My daughter was 6 months old when I first worried that I had already ruined her life. During a friend’s wedding, another mother asked me where I had enrolled Siri for preschool. The question seemed absurd – school was at least two years away. But her look of concern sent me into a panic. If you want your child to get a good education, you have to enroll them in a good preschool, she explained, and getting into a good preschool takes years of planning. I immediately scheduled school visits and was relieved to get Siri into a Montessori program.
But that was just the beginning of our early education nightmare. The angst set in again when kindergarten rolled around. We left the Los Angeles area and moved to a new, unfamiliar state — Texas.
My husband and I were both public school kids. But to give our daughter the same well-rounded education that we had received, private school was the only option. In a majority of public schools, cursive is no longer offered. Physical education, art and music are offered once a week, once a month or not at all. Private schools in our area offered a more well-rounded education and daily opportunities for children to express themselves creatively.
We thought getting Siri into that kind of environment would be relatively easy. We expected Houston wouldn’t have the cutthroat competitiveness of LA, New York and San Francisco. We were wrong. By the December before she was to start kindergarten, some schools were already full, and application deadlines for many more had passed. We hired educational consultant Neha Gupta to help us navigate the process. She told us that stakes for early education are rising across the country. Increasingly, the process of getting into preschool looks more like getting into an Ivy League university.
We spent more than 10 hours a week researching schools, taking campus tours, filling out applications, and submitting Siri to required testing and observations. A friend of hers even had a playground observation, to make sure he could swing by himself.
The children aren’t the only ones under pressure. During school tours, parents make aggressive moves to get extra time with admissions officers. Applications require sometimes lengthy essays on your child’s personality and aspirations. You find yourself excessively judging your 4-year-old: What if her desired profession is one that admissions officers don’t think is important or smart enough?
Then there are the costs. Even before the tuition (which ranges from $17,500 to more than $20,000 a year), there were application fees ($75 to $300 each), an IQ test ($200) and meetings with the educational consultant ($100 an hour) to help us manage the rigorous process and identify the best school for Siri (some schools emphasize academic prowess while others focus on crafting leaders who know how to properly shake a hand). Other parents take it a step further, making donations to their top-choice school and submitting letters of recommendation from noted community members.
Even with all of our preparation, two of the four schools we applied to rejected Siri. That’s when I realized just how brutal kindergarten admissions are.
Schools send out acceptance and rejection letters immediately before spring break, so admissions directors are on vacation when parents call to thank, cajole or beg. The letters come in a few categories, which I internalize as: “emphatic yes”, “not mature enough but try your luck next year,” “we wish we had room, but…” and “not a chance.”
I called our “not a chance” school to find out their reasoning.
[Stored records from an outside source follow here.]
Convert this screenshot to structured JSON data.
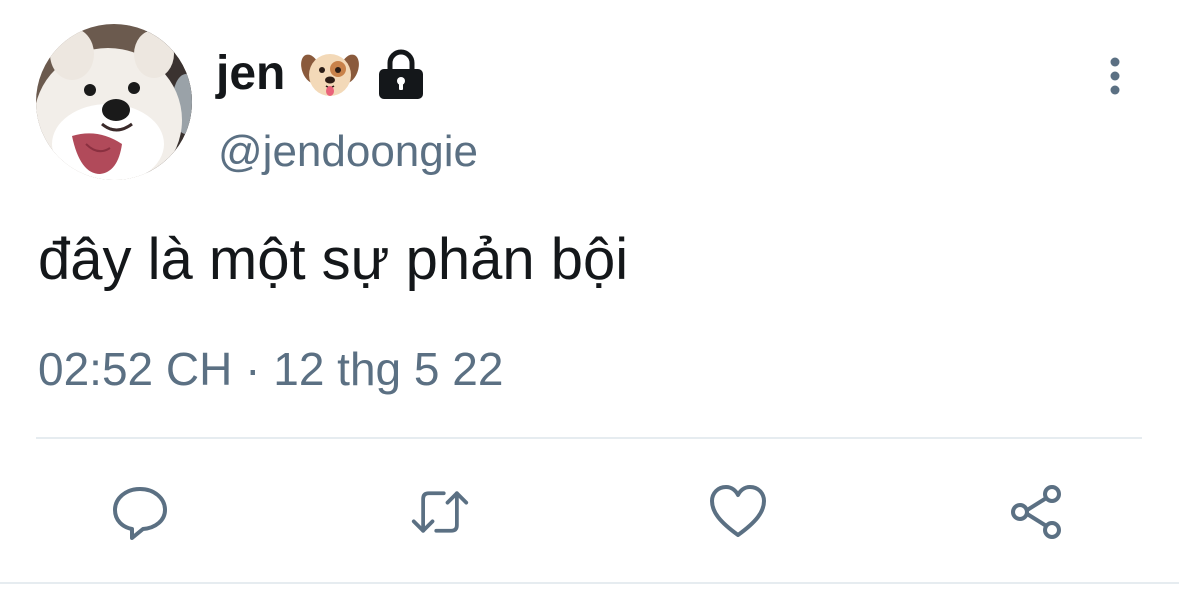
{
  "author": {
    "display_name": "jen",
    "handle": "@jendoongie",
    "name_emoji": "dog-face-emoji",
    "protected_icon": "lock-icon",
    "avatar": "samoyed-dog-avatar"
  },
  "tweet": {
    "text": "đây là một sự phản bội",
    "time": "02:52 CH",
    "separator": "·",
    "date": "12 thg 5 22"
  },
  "actions": [
    {
      "name": "reply",
      "icon": "comment-icon"
    },
    {
      "name": "retweet",
      "icon": "retweet-icon"
    },
    {
      "name": "like",
      "icon": "heart-icon"
    },
    {
      "name": "share",
      "icon": "share-icon"
    }
  ],
  "colors": {
    "text_primary": "#14171a",
    "text_secondary": "#5b7083",
    "icon": "#5b7083",
    "divider": "#e6ecf0",
    "background": "#ffffff"
  }
}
Speaking to the admissions director was one of the worst feelings I have experienced as a parent.
“Her recommendations were good, and her test scores were great, but she didn’t give us anything to work with,” the admissions director told me.
What does that mean? He read through his notes.
The teachers who observed her, he said, called her “bossy.”
My daughter is smart, outgoing and independent. As a businesswoman, I believe confidence and self-awareness should be encouraged in girls. To hear an educator interpret that as “bossy” was disheartening. And the fact that any school would submit 4 year olds to that type of judgment was incomprehensible. That evening, I cried — hard.
The admissions director told me that, during her observation, Siri was asked to write a sentence and did not (she told me that she didn’t know how to write some of the words). She also didn’t complete a drawing of her family as instructed (she chose to finish it at home, so she could do other things she enjoyed).
Ultimately, we enrolled Siri in The Fay School, which offers everything we were looking for plus leadership and emotional intelligence development as part of the curriculum. It has been a great program for her. But I know the admissions process will begin again as middle school approaches.
Certainly, private schools are exclusive and competition is fierce, particularly in cities with growing populations, such as Houston. But the current process puts children under pressure that is difficult for even some adults to weather. It puts shy, test-averse children at a disadvantage. It forces parents to navigate the very narrow line between emphasizing the importance of an IQ test and not giving their preschoolers debilitating anxiety. Young children, at ages when temper tantrums are normal and mood swings are common, are challenged to put their best foot forward on demand.
The bottom line is that young children should be judged as such, with processes that assess their potential and don’t assume their personalities are set before they even understand their own emotions. Their minds and personalities are moldable. Yes, these schools have difficult decisions to make, and they can’t accept every child. But as educators, their judgments should better account for the nuances of child behavior. At the very least, the process should be kinder. Preschool shouldn’t determine a child’s success in life, and neither should admissions officers.